7 pm, ESPN
TaxSlayer Gator Bowl
Tennessee v. Indiana
Thanks to some truly rotten luck, the Big Ten is 4-4 in bowls instead of 6-2 and now needs a Hoosier win to get above .500. Their task is to take down the mighty Volunteers of Tennessee. Perhaps the most puzzling movement I've seen this year was the cry for Jeremy Pruitt to win coach of the year in the SEC after going 7-5 with losses to Georgia State and BYU. I read one article that he led "the greatest turnaround in program history" after close wins over Kentucky and Missouri. In any event, Tennessee does play pretty good defense and the Hoosiers can move the ball, although they lost their offensive coordinator so how they move on from that will be a question.
This game, to an extent, reminds me of the Purdue/Auburn game last year in the Music City Bowl... A game that I'm painfully unable to forget.
Essentially it was a team that had punched above its weight to an extent to make it to a bowl game at all at 6-6, against a much more talented (per the STARZ on the roster) team that had a few bad breaks to fall to a 7-5 record.

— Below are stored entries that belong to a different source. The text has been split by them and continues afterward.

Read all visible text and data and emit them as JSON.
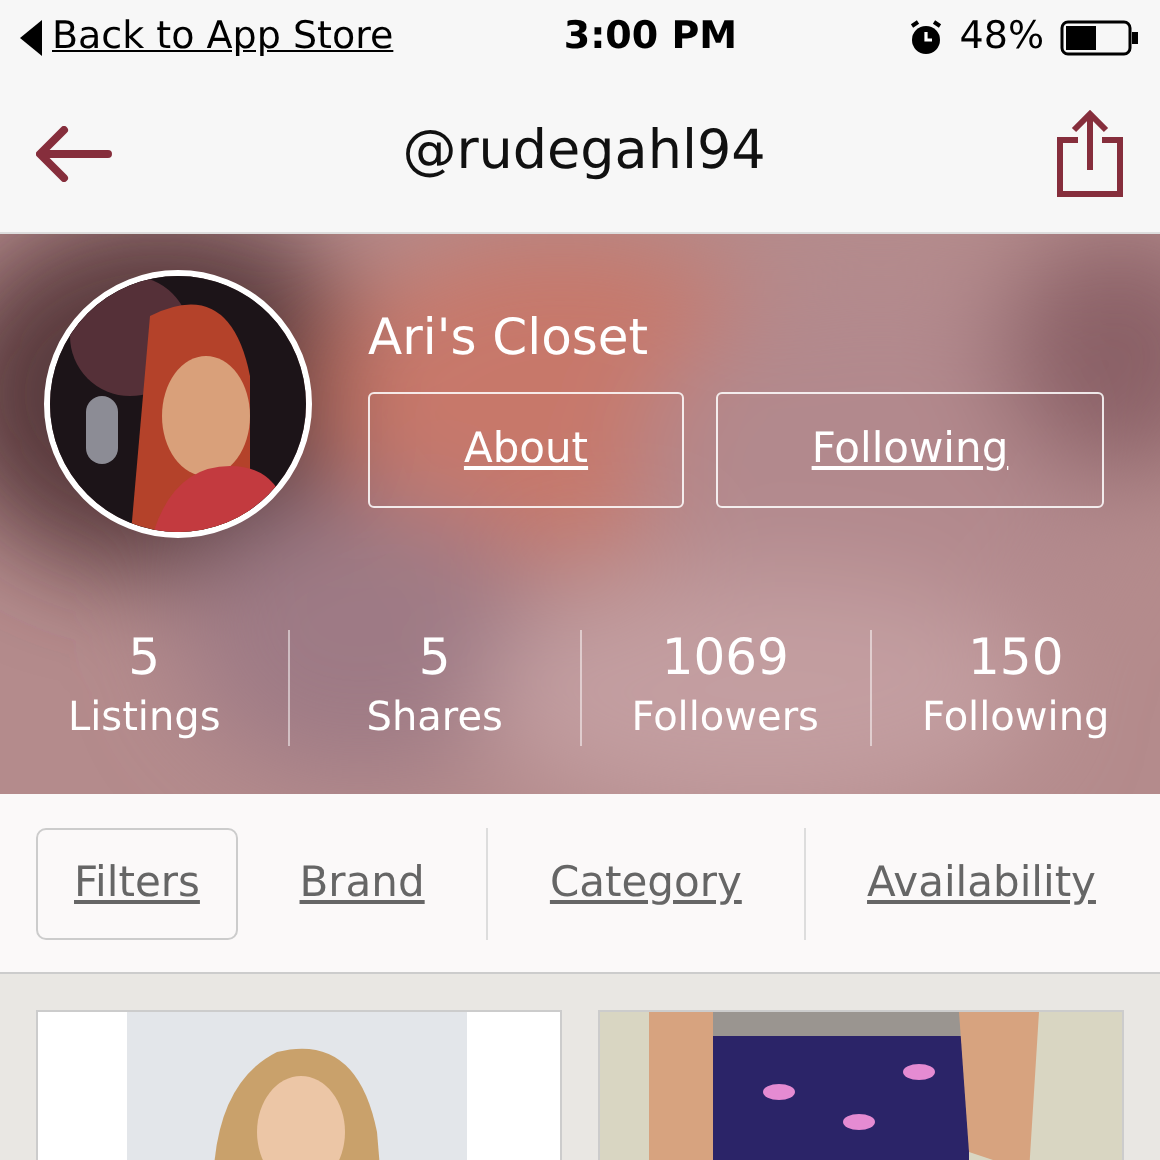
{
  "status_bar": {
    "back_label": "Back to App Store",
    "time": "3:00 PM",
    "battery": "48%"
  },
  "nav": {
    "title": "@rudegahl94"
  },
  "profile": {
    "name": "Ari's Closet",
    "buttons": [
      "About",
      "Following"
    ],
    "stats": [
      {
        "value": "5",
        "label": "Listings"
      },
      {
        "value": "5",
        "label": "Shares"
      },
      {
        "value": "1069",
        "label": "Followers"
      },
      {
        "value": "150",
        "label": "Following"
      }
    ]
  },
  "filters": [
    {
      "label": "Filters",
      "kind": "button"
    },
    {
      "label": "Brand",
      "kind": "menu"
    },
    {
      "label": "Category",
      "kind": "menu"
    },
    {
      "label": "Availability",
      "kind": "menu"
    }
  ]
}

In some sense it came down to who really wanted to be there (I was hoping Auburn would be disinterested), but if both teams came to play, the talent disparity was ENORMOUS and far too large to overcome. Sadly, the latter scenario happened and Purdue got run off the field.
I don't like this site's methodology (I think it overweights freshmen), but they have the 4-year recruiting ranking of Tennessee at 17th in the nation, and of Indiana at 41st in the nation.
https://www.sbnation.com/college-football-recruiting/2019/2/7/18215228/college-football-recruiting-rankings-2019-classThat's a problem, if Tennessee comes in with a chip on their shoulder.
I suspect that Indiana, by virtue of an easy schedule, is not as good as their 8-4 record would suggest. And Tennessee is a lot more talented than their 7-5 record would imply, considering the team at the end of 2019 would likely have beaten Georgia State to be 9-3 and in a more prominent bowl.